Прайм отвернулся, когда сигналы от оставшихся в строю тактильных датчиков стали интенсивнее. Этот человек расхаживает по главнокомандующему, как по газону, да еще на каждое его слово находит своих десять. Разумеется, он не читал протоколы НЭСТа по межрасовому этикету. Зато у человека были ловкие руки, которые могли добраться туда, куда до сих пор приникали высокоточные инструменты Рэтчета. По этой же причине прикосновения становились слишком личными. Оптимусу это не нравилось. Стоило бы и на такой случай разработать директивы.

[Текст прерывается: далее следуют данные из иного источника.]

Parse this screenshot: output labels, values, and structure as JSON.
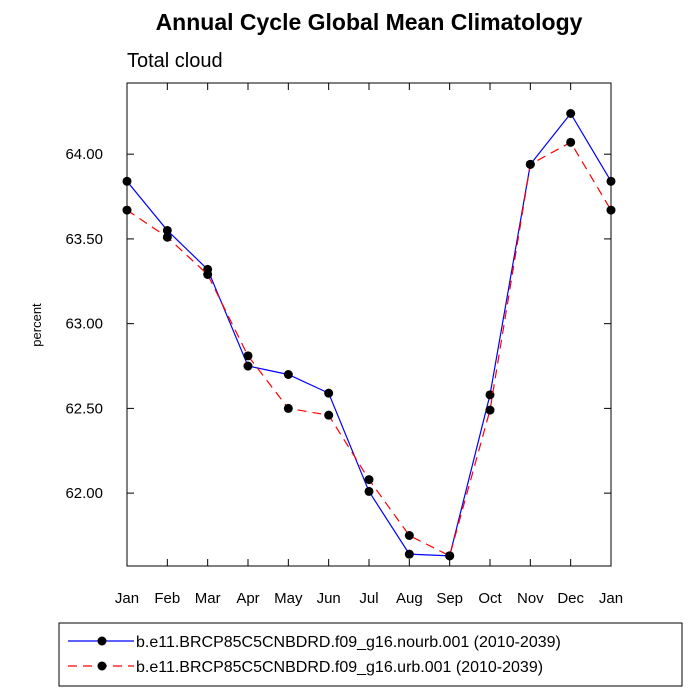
{
  "chart_data": {
    "type": "line",
    "title": "Annual Cycle Global Mean Climatology",
    "subtitle": "Total cloud",
    "xlabel": "",
    "ylabel": "percent",
    "categories": [
      "Jan",
      "Feb",
      "Mar",
      "Apr",
      "May",
      "Jun",
      "Jul",
      "Aug",
      "Sep",
      "Oct",
      "Nov",
      "Dec",
      "Jan"
    ],
    "yticks": [
      62.0,
      62.5,
      63.0,
      63.5,
      64.0
    ],
    "ytick_labels": [
      "62.00",
      "62.50",
      "63.00",
      "63.50",
      "64.00"
    ],
    "ylim": [
      61.57,
      64.42
    ],
    "grid": false,
    "legend_position": "bottom",
    "series": [
      {
        "name": "b.e11.BRCP85C5CNBDRD.f09_g16.nourb.001 (2010-2039)",
        "color": "#0000ff",
        "dash": "solid",
        "values": [
          63.84,
          63.55,
          63.32,
          62.75,
          62.7,
          62.59,
          62.01,
          61.64,
          61.63,
          62.58,
          63.94,
          64.24,
          63.84
        ]
      },
      {
        "name": "b.e11.BRCP85C5CNBDRD.f09_g16.urb.001 (2010-2039)",
        "color": "#ff0000",
        "dash": "dashed",
        "values": [
          63.67,
          63.51,
          63.29,
          62.81,
          62.5,
          62.46,
          62.08,
          61.75,
          61.63,
          62.49,
          63.94,
          64.07,
          63.67
        ]
      }
    ]
  }
}
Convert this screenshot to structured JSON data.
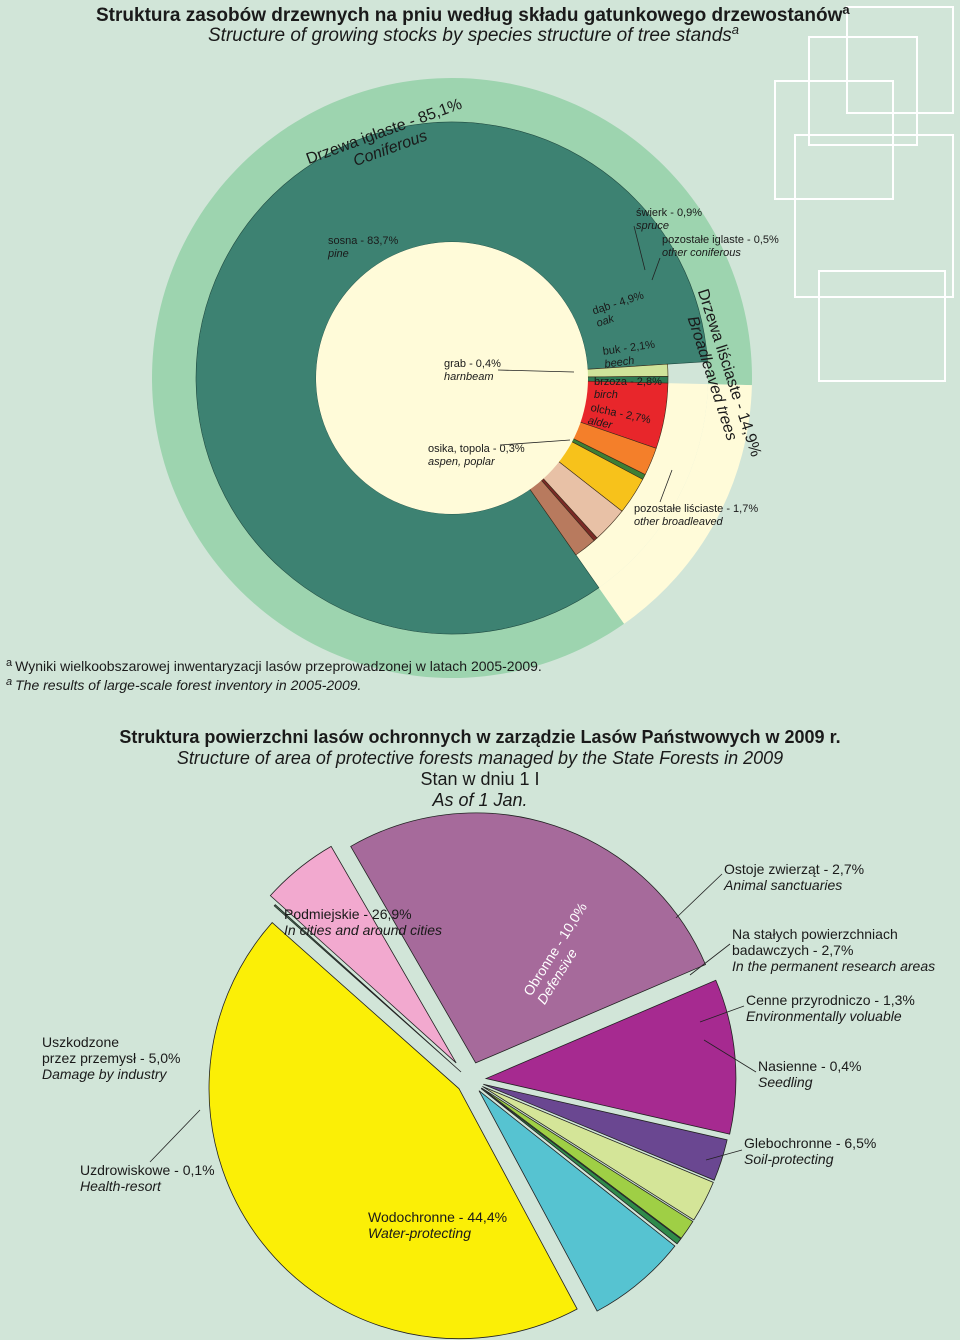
{
  "top": {
    "title_pl": "Struktura zasobów drzewnych na pniu według składu gatunkowego drzewostanów",
    "title_en": "Structure of growing stocks by species structure of tree stands",
    "sup": "a",
    "conifer_pl": "Drzewa iglaste - 85,1%",
    "conifer_en": "Coniferous",
    "broad_pl": "Drzewa liściaste - 14,9%",
    "broad_en": "Broadleaved trees",
    "footnote_pl": "Wyniki wielkoobszarowej inwentaryzacji lasów przeprowadzonej w latach 2005-2009.",
    "footnote_en": "The results of large-scale forest inventory in 2005-2009."
  },
  "bottom": {
    "title_pl": "Struktura powierzchni lasów ochronnych w zarządzie Lasów Państwowych w 2009 r.",
    "title_en": "Structure of area of protective forests managed by the State Forests in 2009",
    "state_pl": "Stan w dniu 1 I",
    "state_en": "As of 1 Jan."
  },
  "chart_data": [
    {
      "type": "pie",
      "title": "Struktura zasobów drzewnych na pniu według składu gatunkowego drzewostanów / Structure of growing stocks by species structure of tree stands",
      "groups": [
        {
          "pl": "Drzewa iglaste",
          "en": "Coniferous",
          "value": 85.1
        },
        {
          "pl": "Drzewa liściaste",
          "en": "Broadleaved trees",
          "value": 14.9
        }
      ],
      "slices": [
        {
          "pl": "sosna - 83,7%",
          "en": "pine",
          "value": 83.7,
          "color": "#3d8272"
        },
        {
          "pl": "świerk - 0,9%",
          "en": "spruce",
          "value": 0.9,
          "color": "#cfe39a"
        },
        {
          "pl": "pozostałe iglaste - 0,5%",
          "en": "other coniferous",
          "value": 0.5,
          "color": "#2f7a54"
        },
        {
          "pl": "dąb - 4,9%",
          "en": "oak",
          "value": 4.9,
          "color": "#e8262b"
        },
        {
          "pl": "buk - 2,1%",
          "en": "beech",
          "value": 2.1,
          "color": "#f47f2a"
        },
        {
          "pl": "grab - 0,4%",
          "en": "harnbeam",
          "value": 0.4,
          "color": "#3d7f35"
        },
        {
          "pl": "brzoza - 2,8%",
          "en": "birch",
          "value": 2.8,
          "color": "#f7c21b"
        },
        {
          "pl": "olcha - 2,7%",
          "en": "alder",
          "value": 2.7,
          "color": "#e8c1a6"
        },
        {
          "pl": "osika, topola - 0,3%",
          "en": "aspen, poplar",
          "value": 0.3,
          "color": "#7a2a26"
        },
        {
          "pl": "pozostałe liściaste - 1,7%",
          "en": "other broadleaved",
          "value": 1.7,
          "color": "#b87a5e"
        }
      ]
    },
    {
      "type": "pie",
      "title": "Struktura powierzchni lasów ochronnych w zarządzie Lasów Państwowych w 2009 r. / Structure of area of protective forests managed by the State Forests in 2009",
      "slices": [
        {
          "pl": "Podmiejskie - 26,9%",
          "en": "In cities and around cities",
          "value": 26.9,
          "color": "#a66a9b"
        },
        {
          "pl": "Obronne - 10,0%",
          "en": "Defensive",
          "value": 10.0,
          "color": "#a62a90"
        },
        {
          "pl": "Ostoje zwierząt - 2,7%",
          "en": "Animal sanctuaries",
          "value": 2.7,
          "color": "#6a4791"
        },
        {
          "pl": "Na stałych powierzchniach badawczych - 2,7%",
          "en": "In the permanent research areas",
          "value": 2.7,
          "color": "#d4e598"
        },
        {
          "pl": "Cenne przyrodniczo - 1,3%",
          "en": "Environmentally voluable",
          "value": 1.3,
          "color": "#9fcf45"
        },
        {
          "pl": "Nasienne - 0,4%",
          "en": "Seedling",
          "value": 0.4,
          "color": "#2f8a4a"
        },
        {
          "pl": "Glebochronne - 6,5%",
          "en": "Soil-protecting",
          "value": 6.5,
          "color": "#56c3d1"
        },
        {
          "pl": "Wodochronne - 44,4%",
          "en": "Water-protecting",
          "value": 44.4,
          "color": "#fbef06"
        },
        {
          "pl": "Uzdrowiskowe - 0,1%",
          "en": "Health-resort",
          "value": 0.1,
          "color": "#4a7a5a"
        },
        {
          "pl": "Uszkodzone przez przemysł - 5,0%",
          "en": "Damage by industry",
          "value": 5.0,
          "color": "#f2a9cf"
        }
      ]
    }
  ]
}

Несмотря на очевидную необходимость мыслить здраво и беспристрастно, ему с трудом давался баланс между потребностью в помощи и доступностью внутренних систем представителю расы, доверие к которой исчерпало себя.
Сейчас от манипуляций человека механизмы в брюшной секции поджались, насосы встрепенулись, проталкивая по топливопроводам загустевший энергон. Узлы соединительной системы мягко, едва заметно сместились, доставив своим перемещением едва различимое на фоне нейросенсорного пожара удовольствие. Оптимус понял, что опять подтекает: с бока и в паху.
– Хватит! – Автобот раздраженно вскинулся, и Кейд едва успел выбраться из его горячих двигающихся внутренностей. – Это переходит все рамки приличий. Я не разрешал забираться в Прайма так глубоко.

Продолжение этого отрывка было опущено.